The technical conception of the invention is as follows: in the embodiment, for the question-answering system, a knowledge graph embedded model and a cross sharing unit (cross-feature-sharing units) are introduced, and the cross sharing unit can enable the two models to exchange information and serve as ties of the knowledge graph embedded model (Knowledge Graph Embedding, KGE) and the question-answering model, and the knowledge graph embedded model and the question-answering model are connected, so that the two models can additionally acquire information from the other party, and the defect of information sparsity of the two models is overcome. An end-to-end (end-to-end) method is used for alternate training in an alternate learning mode. The language model does not need to be trained from the head, and a pre-trained large language model with open sources such as Bert, GPT and the like can be adopted.

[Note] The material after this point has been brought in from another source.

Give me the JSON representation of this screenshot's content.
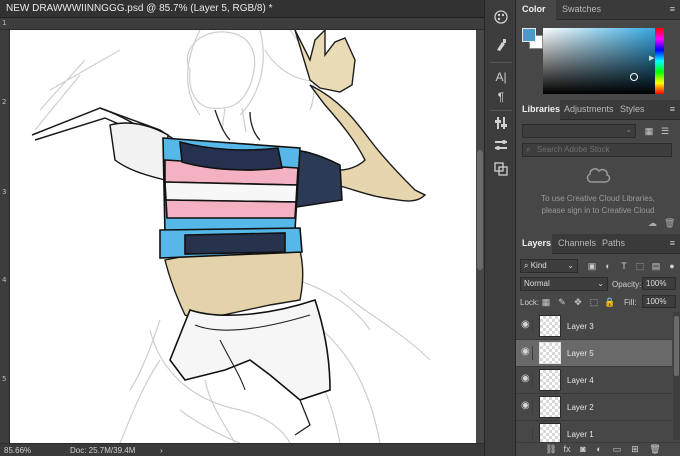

In a further technical concept, as shown in fig. 1, a question-answering method for knowledge graph embedding and language model alternative learning is specifically provided, and specifically includes the following steps:

step 1: the corpus data is organized into "question-answer" pairs of the following form: { "Q": "what are the process cracks of an aeroengine? "A": includes casting and forging cracks "}; generating a corpus dictionary, namely establishing indexes of characters and character correspondence, for example: { "UNK":0, "navigate" 1, "null" 2,. }; generating corpus embedding word embedding, namely, each corpus character adopts a vector to express, and the dimension of the embedding is a multiple of 12;

step 2: constructing a knowledge graph triplet in the form of (head, relation, tail), wherein the head represents a head entity, the relation represents a relation, and the tail represents a tail entity; constructing a map entity dictionary { "entity 1":0, "entity 2": building a map entity insert KG entity embedding from a map entity dictionary; constructing a relation dictionary { "relation 1":0, "relationship 2": building a relationship embedding relation embedding according to the relationship dictionary;

step 3: according to the input problem query, inquiring in a corpus dictionary to obtain a problem index query index; inquiring in the word embedding according to the query index to obtain a question embedding question embedding; inputting question embedding into a pre-trained large language model, decoding the output;

step 4: inquiring in a map entity dictionary according to the query entity of the problem entity to obtain a problem entity index question entity index; according to question entity index, querying in the map entity embedding KG entity embedding to obtain a problem entity embedding question entity embedding;

step 5: inquiring in a map entity dictionary according to the map head entity KG head to obtain a map head entity index KG head index; inquiring in the map entity embedding KG entity embedding according to the KG head index to obtain a map head entity embedding KG head embedding;

step 6: inquiring in a relation dictionary according to the graph relation KG relation to obtain a graph relation index KG relation index; according to KG relation index, querying in relation embedding relation embedding to obtain a map relation embedding KG relation embedding;

step 7: the problem entity embedding question entity embedding and the map header entity embedding KG head embedding are connected through two layers of Cross sharing units, namely Cross sharing output question entity Cross output-2 and map header entity Cross sharing output KG head Cross output-2 are finally obtained, the Cross sharing units are as shown in fig. 2, E (l) and V (l) are input from an input Layer l, an outer product operation is carried out on the outer product operation Layer Cross, C (l) and C (l, t) are obtained in a feature matrix Layer Cross feature matrix, W (l, VV), W (l, EV), W (l, EE) and W (l, EE) are obtained in a feature fusion Layer compression, and E (l+1) and V (l+1) are output in an output Layer l+1; the intermediate calculation process is as follows:

C(l)＝V(l)E(l)

V(l+1)＝C(l)W(l,VV)+C(l,t)W(l,EV)+b(l,V)

E(l+1)＝C(l)W(l,VE)+C(l,t)W(l,EE)+b(l,E)

wherein l represents the input characteristics of the first cross sharing unit, E (l) and V (l) represent the input characteristics of the first cross sharing unit, C (l) represents the result of the outer product operation of E (l) and V (l), C (l, t) represents the transpose of C (l), W (l, VV), W (l, EV), W (l, EE), W (l, VE) represents the weight parameters, b (l, V) represents the bias parameters, E (l+1) and V (l+1) represent the output characteristics of the first cross unit.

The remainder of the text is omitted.